Time for narrowbanding?Many people who use two-way radios need to update their equipment and license by year’s end.
By: Jonathan Knutson, Agweek
Many people who use two-way radios need to update their equipment and license by year’s end.
On Jan. 1, the Federal Communications Commission will implement its narrowbanding rule. The rule, first proposed in 1992, seeks to make more efficient use of the radio spectrum and will double the number of available channels, according to information from the FCC.
Farmers and others who use a two-way radio will be affected, says John Nowatzki, North Dakota State University Extension Service ag machine systems specialist.
Here are the two main changes required:
•Switch from wideband (25 kHz bandwidth) voice or data systems to narrowband (12.5 kHz bandwidth or equivalent) systems. Most systems bought in 1998 or later can be reprogrammed by a two-way radio dealer to meet the FCC rule. Systems bought prior to 1998 may not be capable of reprogramming; if so, the operator would need to buy a system into which the new frequency can be placed.
Check with your two-way radio dealer if you’re uncertain about the frequency of your system, Nowatzki says.
•Apply for a license to operate on the narrowband frequency. Two-way radio users can contact the FCC or their dealer about the new license.
Typically, reprogramming costs $30 to $50, says Paul Haen, sales manager with Stone’s, a two-way radio dealer in Grand Forks, N.D.
The cost of a new narrowband system varies from about $300 to $1,000, he says.
Some two-way radio users who need to make the change have done so already, though many users have not, he says.
Haen notes that the FCC prohibits people with 25 kHz licenses to operate their equipment after Jan. 1. Violaters will be subject to penalties that include “admonishment, monetary fines and a loss of license,” according to the FCC.
Also as of Jan. 1, the FCC will no longer allow the manufacture or importation of equipment using the 25 kHz mode.

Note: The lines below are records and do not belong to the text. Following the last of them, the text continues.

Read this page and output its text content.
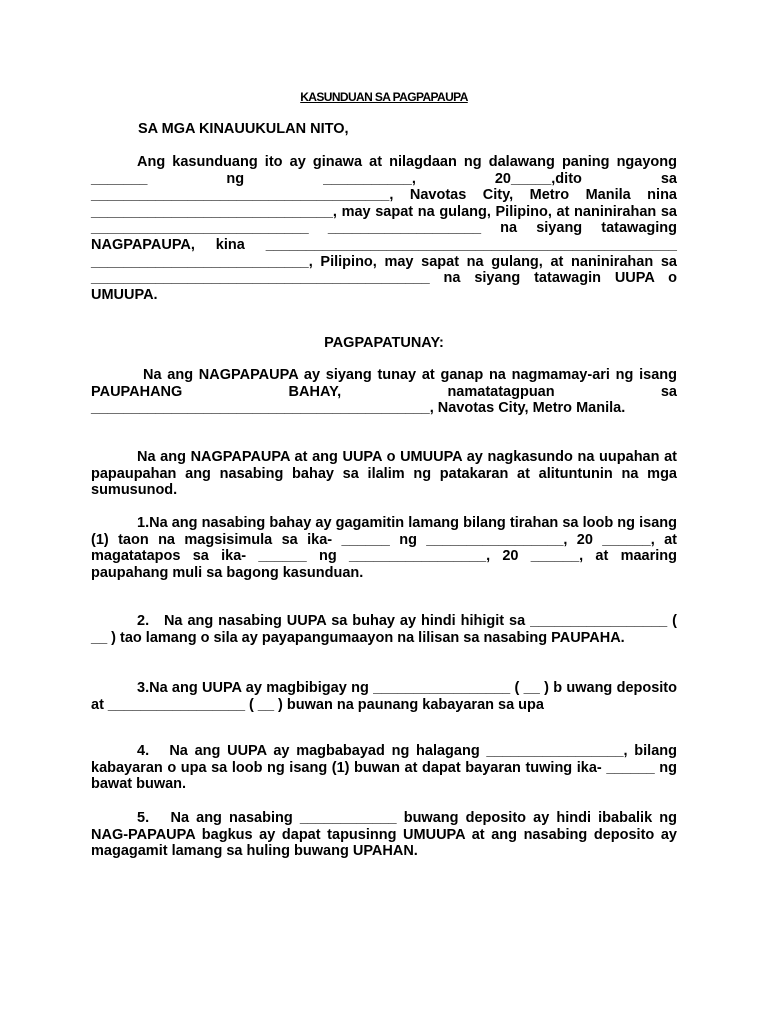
KASUNDUAN SA PAGPAPAUPA
SA MGA KINAUUKULAN NITO,

Ang kasunduang ito ay ginawa at nilagdaan ng dalawang paning ngayong _______ ng ___________, 20_____,dito sa _____________________________________, Navotas City, Metro Manila nina ______________________________, may sapat na gulang, Pilipino, at naninirahan sa ___________________________ ___________________ na siyang tatawaging NAGPAPAUPA, kina ___________________________________________________ ___________________________, Pilipino, may sapat na gulang, at naninirahan sa __________________________________________ na siyang tatawagin UUPA o UMUUPA.

PAGPAPATUNAY:

Na ang NAGPAPAUPA ay siyang tunay at ganap na nagmamay-ari ng isang PAUPAHANG BAHAY, namatatagpuan sa __________________________________________, Navotas City, Metro Manila.

Na ang NAGPAPAUPA at ang UUPA o UMUUPA ay nagkasundo na uupahan at papaupahan ang nasabing bahay sa ilalim ng patakaran at alituntunin na mga sumusunod.

1.Na ang nasabing bahay ay gagamitin lamang bilang tirahan sa loob ng isang (1) taon na magsisimula sa ika- ______ ng _________________, 20 ______, at magatatapos sa ika- ______ ng _________________, 20 ______, at maaring paupahang muli sa bagong kasunduan.

2.   Na ang nasabing UUPA sa buhay ay hindi hihigit sa _________________ ( __ ) tao lamang o sila ay payapangumaayon na lilisan sa nasabing PAUPAHA.

3.Na ang UUPA ay magbibigay ng _________________ ( __ ) b uwang deposito at _________________ ( __ ) buwan na paunang kabayaran sa upa

4.   Na ang UUPA ay magbabayad ng halagang _________________, bilang kabayaran o upa sa loob ng isang (1) buwan at dapat bayaran tuwing ika- ______ ng bawat buwan.

5.   Na ang nasabing ____________ buwang deposito ay hindi ibabalik ng NAG-PAPAUPA bagkus ay dapat tapusinng UMUUPA at ang nasabing deposito ay magagamit lamang sa huling buwang UPAHAN.
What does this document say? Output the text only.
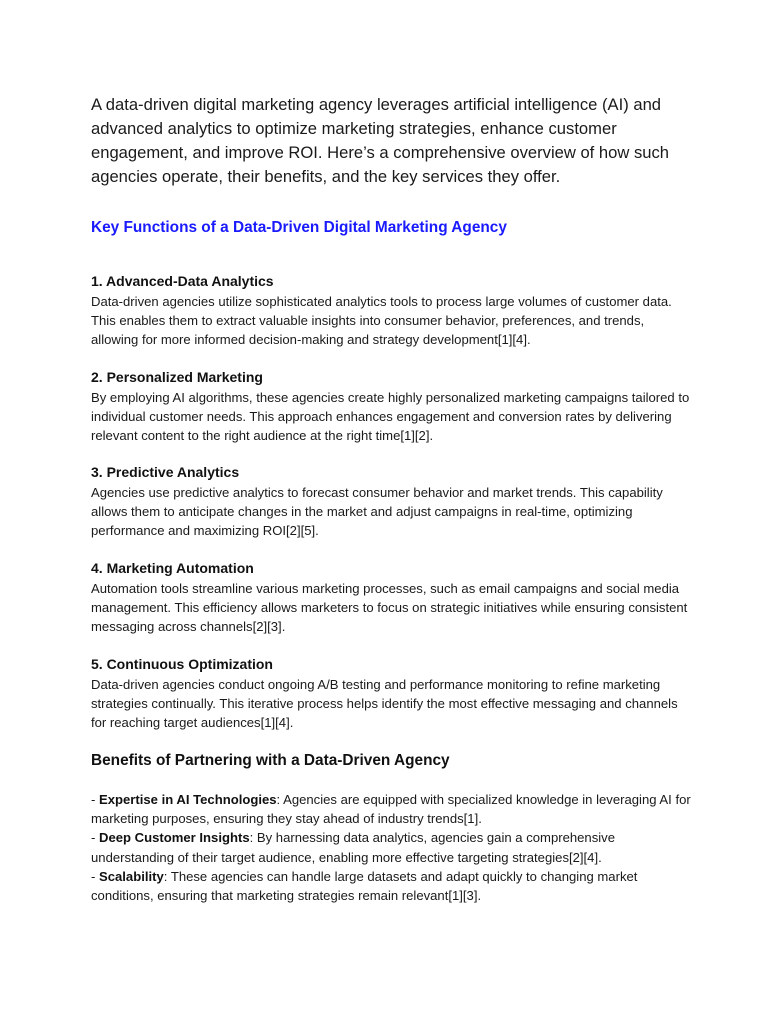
A data-driven digital marketing agency leverages artificial intelligence (AI) and advanced analytics to optimize marketing strategies, enhance customer engagement, and improve ROI. Here’s a comprehensive overview of how such agencies operate, their benefits, and the key services they offer.

Key Functions of a Data-Driven Digital Marketing Agency

1. Advanced-Data Analytics

Data-driven agencies utilize sophisticated analytics tools to process large volumes of customer data. This enables them to extract valuable insights into consumer behavior, preferences, and trends, allowing for more informed decision-making and strategy development[1][4].

2. Personalized Marketing

By employing AI algorithms, these agencies create highly personalized marketing campaigns tailored to individual customer needs. This approach enhances engagement and conversion rates by delivering relevant content to the right audience at the right time[1][2].

3. Predictive Analytics

Agencies use predictive analytics to forecast consumer behavior and market trends. This capability allows them to anticipate changes in the market and adjust campaigns in real-time, optimizing performance and maximizing ROI[2][5].

4. Marketing Automation

Automation tools streamline various marketing processes, such as email campaigns and social media management. This efficiency allows marketers to focus on strategic initiatives while ensuring consistent messaging across channels[2][3].

5. Continuous Optimization

Data-driven agencies conduct ongoing A/B testing and performance monitoring to refine marketing strategies continually. This iterative process helps identify the most effective messaging and channels for reaching target audiences[1][4].

Benefits of Partnering with a Data-Driven Agency

- Expertise in AI Technologies: Agencies are equipped with specialized knowledge in leveraging AI for marketing purposes, ensuring they stay ahead of industry trends[1].

- Deep Customer Insights: By harnessing data analytics, agencies gain a comprehensive understanding of their target audience, enabling more effective targeting strategies[2][4].

- Scalability: These agencies can handle large datasets and adapt quickly to changing market conditions, ensuring that marketing strategies remain relevant[1][3].
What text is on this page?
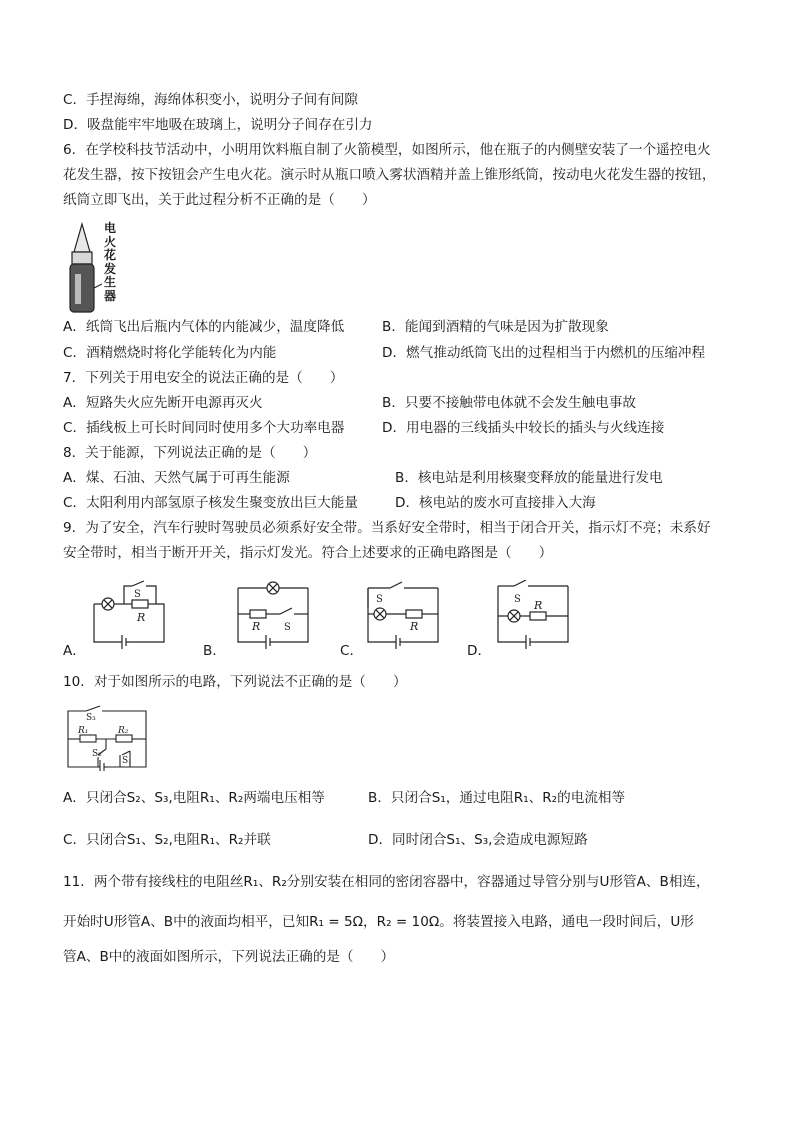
C．手捏海绵，海绵体积变小，说明分子间有间隙
D．吸盘能牢牢地吸在玻璃上，说明分子间存在引力
6．在学校科技节活动中，小明用饮料瓶自制了火箭模型，如图所示，他在瓶子的内侧壁安装了一个遥控电火
花发生器，按下按钮会产生电火花。演示时从瓶口喷入雾状酒精并盖上锥形纸筒，按动电火花发生器的按钮，
纸筒立即飞出，关于此过程分析不正确的是（　　）
电火花发生器
A．纸筒飞出后瓶内气体的内能减少，温度降低	B．能闻到酒精的气味是因为扩散现象
C．酒精燃烧时将化学能转化为内能	D．燃气推动纸筒飞出的过程相当于内燃机的压缩冲程
7．下列关于用电安全的说法正确的是（　　）
A．短路失火应先断开电源再灭火	B．只要不接触带电体就不会发生触电事故
C．插线板上可长时间同时使用多个大功率电器	D．用电器的三线插头中较长的插头与火线连接
8．关于能源，下列说法正确的是（　　）
A．煤、石油、天然气属于可再生能源	B．核电站是利用核聚变释放的能量进行发电
C．太阳利用内部氢原子核发生聚变放出巨大能量	D．核电站的废水可直接排入大海
9．为了安全，汽车行驶时驾驶员必须系好安全带。当系好安全带时，相当于闭合开关，指示灯不亮；未系好
安全带时，相当于断开开关，指示灯发光。符合上述要求的正确电路图是（　　）
A．
S
R
B．
R S
C．
S
R
D．
S R
10．对于如图所示的电路，下列说法不正确的是（　　）
S₃
R₁	R₂
S₂
S₁
A．只闭合S₂、S₃,电阻R₁、R₂两端电压相等	B．只闭合S₁，通过电阻R₁、R₂的电流相等
C．只闭合S₁、S₂,电阻R₁、R₂并联	D．同时闭合S₁、S₃,会造成电源短路
11．两个带有接线柱的电阻丝R₁、R₂分别安装在相同的密闭容器中，容器通过导管分别与U形管A、B相连，
开始时U形管A、B中的液面均相平，已知R₁ = 5Ω，R₂ = 10Ω。将装置接入电路，通电一段时间后，U形
管A、B中的液面如图所示，下列说法正确的是（　　）
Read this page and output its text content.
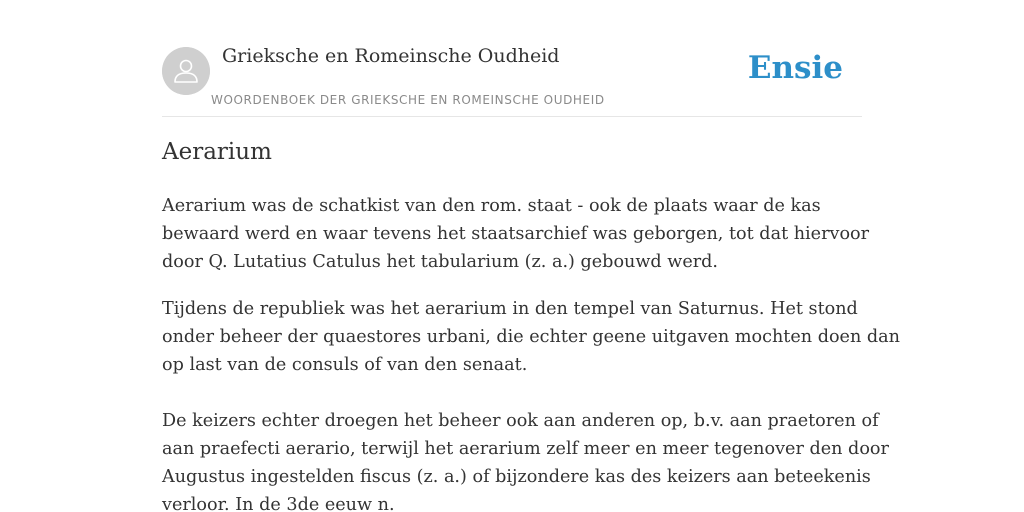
Grieksche en Romeinsche Oudheid
WOORDENBOEK DER GRIEKSCHE EN ROMEINSCHE OUDHEID
Ensie
Aerarium

Aerarium was de schatkist van den rom. staat - ook de plaats waar de kas
bewaard werd en waar tevens het staatsarchief was geborgen, tot dat hiervoor
door Q. Lutatius Catulus het tabularium (z. a.) gebouwd werd.

Tijdens de republiek was het aerarium in den tempel van Saturnus. Het stond
onder beheer der quaestores urbani, die echter geene uitgaven mochten doen dan
op last van de consuls of van den senaat.

De keizers echter droegen het beheer ook aan anderen op, b.v. aan praetoren of
aan praefecti aerario, terwijl het aerarium zelf meer en meer tegenover den door
Augustus ingestelden fiscus (z. a.) of bijzondere kas des keizers aan beteekenis
verloor. In de 3de eeuw n.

So two-way radio users who don’t make the required switch to narrowband risk not being able to repair and operate their old 25 kHz equipment if it breaks down after Jan. 1, Hoen says.
Four more things to consider:
•Narrowbanding sometimes is referred to as “refarming.” The FCC website uses the former term.
•Switching to narrowband will reduce signal strength, although it’s unclear how much, according to the FCC.
•Users who switch from 25 kHz to 12.5 kHz will be eligible for only one channel, not two, even though their new channel will take only half as much space.
•Though the FCC eventually could require a switch from 12.5 kHz to 6.25 kHz, no date for such a change has been set.